Paragraph two is about the “poor widow.” It’s the one with which we’re more familiar, and we think we know what it’s about. It’s about the simple lesson that small gifts from small people are important, and so they are! We cannot quantify gifts by the numbers. God honours these gifts without doubt. I do want to say that Jesus does not say that large gifts are bad or from bad motive, but simply not to judge by outer appearance.
Another possible meaning here is not so commonly taught or thought about. This one connects paragraph two back to paragraph two, and sees the gifts as being the result of this desire of bad leadership to “devour” peoples’ substance. Are the two small coins of the widow (as well as the large gifts of the others) the result of a scam of leaders who pressure people to give so that the leader can benefit? So is the second paragraph an illustration or example of the first? The widow’s gift was two, literally lepta.. A lepton was the smallest coin in use, worth about 1/128th of a denarius, which was a worker’s daily wage. If a workday was 12 hours long (which it easily could have been), the widow’s gift would get you just over 10 minutes. Not much. If there’s truth in this approach, Mark is warning against leaders (such as the one named in paragraph one) would even rob her of these. It says to those of us who would be stewards who take care of gifts, we must ever be on our guard against using spirituality as an excuse to manipulate people and their gifts in the name of God or Jesus. It is not only to do with money, but with peoples’ personalities and spiritual well-being. Those who give more should never have a bigger say in the church than those who don’t. That’s just wrong. Although this is not a commonly taught lesson here, it is an important, if sometimes unwelcome one.
Last, really the simplest thing that paragraph two teaches is that the “poor widow’s” gift was the most costly of all, because it was all she had to live on. This is important in our common life, we can none of us know what is costly to another. This is all about the sacrifice of giving. We should be willing to see the goodness of God in the small things as well as the great.

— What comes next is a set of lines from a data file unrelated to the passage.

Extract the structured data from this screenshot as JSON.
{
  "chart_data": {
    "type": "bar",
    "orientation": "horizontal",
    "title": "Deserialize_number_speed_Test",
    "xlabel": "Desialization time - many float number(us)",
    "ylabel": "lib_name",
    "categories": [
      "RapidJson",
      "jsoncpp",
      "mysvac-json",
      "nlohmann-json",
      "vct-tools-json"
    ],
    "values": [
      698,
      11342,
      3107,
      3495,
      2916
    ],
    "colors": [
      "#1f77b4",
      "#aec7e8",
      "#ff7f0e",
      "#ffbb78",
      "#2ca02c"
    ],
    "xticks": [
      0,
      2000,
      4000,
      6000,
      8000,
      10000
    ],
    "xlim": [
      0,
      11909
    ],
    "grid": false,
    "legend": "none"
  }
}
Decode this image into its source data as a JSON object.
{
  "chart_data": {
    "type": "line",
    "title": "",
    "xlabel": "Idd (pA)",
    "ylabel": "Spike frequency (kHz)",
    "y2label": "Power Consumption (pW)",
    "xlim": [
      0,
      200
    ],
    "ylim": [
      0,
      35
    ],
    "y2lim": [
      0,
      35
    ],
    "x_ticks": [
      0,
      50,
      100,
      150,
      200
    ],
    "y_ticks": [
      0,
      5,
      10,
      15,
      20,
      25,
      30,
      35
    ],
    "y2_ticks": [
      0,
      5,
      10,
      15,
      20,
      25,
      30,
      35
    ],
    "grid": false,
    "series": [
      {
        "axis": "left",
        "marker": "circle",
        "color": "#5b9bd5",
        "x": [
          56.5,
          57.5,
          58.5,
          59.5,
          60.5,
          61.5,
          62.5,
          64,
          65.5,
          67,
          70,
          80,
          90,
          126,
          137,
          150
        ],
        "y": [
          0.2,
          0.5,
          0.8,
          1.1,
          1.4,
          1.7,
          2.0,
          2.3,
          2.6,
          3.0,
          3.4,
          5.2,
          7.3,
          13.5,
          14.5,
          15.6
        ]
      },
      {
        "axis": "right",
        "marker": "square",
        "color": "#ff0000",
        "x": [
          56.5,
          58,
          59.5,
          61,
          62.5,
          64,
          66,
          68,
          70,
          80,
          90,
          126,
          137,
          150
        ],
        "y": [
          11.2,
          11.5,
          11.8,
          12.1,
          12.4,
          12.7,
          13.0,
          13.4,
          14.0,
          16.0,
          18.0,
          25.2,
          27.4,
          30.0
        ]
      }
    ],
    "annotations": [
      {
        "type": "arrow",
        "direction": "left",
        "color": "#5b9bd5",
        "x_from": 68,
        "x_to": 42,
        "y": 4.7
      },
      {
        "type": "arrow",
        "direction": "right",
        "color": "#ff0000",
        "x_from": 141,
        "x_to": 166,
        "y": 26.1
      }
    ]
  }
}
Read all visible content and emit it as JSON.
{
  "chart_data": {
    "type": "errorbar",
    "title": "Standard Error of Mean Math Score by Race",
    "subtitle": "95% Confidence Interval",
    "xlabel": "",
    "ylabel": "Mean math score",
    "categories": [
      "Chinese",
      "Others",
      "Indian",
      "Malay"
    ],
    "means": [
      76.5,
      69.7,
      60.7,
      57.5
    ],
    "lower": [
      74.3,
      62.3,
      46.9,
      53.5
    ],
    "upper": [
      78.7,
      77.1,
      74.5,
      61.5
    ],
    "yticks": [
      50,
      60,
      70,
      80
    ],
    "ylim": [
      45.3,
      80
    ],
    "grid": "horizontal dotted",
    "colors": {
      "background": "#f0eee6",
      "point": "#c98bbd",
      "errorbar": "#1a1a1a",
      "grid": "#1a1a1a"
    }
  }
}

Of course, as a small congregation, we need to trust ourselves to the quiet working of God, while, as dedicated stewards, nurturers of the giftedness of our congregation, we go about our work in the world. The power of this congregation is God’s not ours. Miraculous things can really happen when we share the little gifts we have, which are at the same time the costly ones, because we can. The attitude of the generous heart that cannot but give for others is mighty and unstoppable, and reflective of the love of God’s own gift in Christ. I think Maxine will want to take this point farther next week. These are lessons that encourage us to continue to nurture one another, the gifts that God has given into our hands in this place.
In the name of God: Creator, Redeemer, Sustainer, AMEN.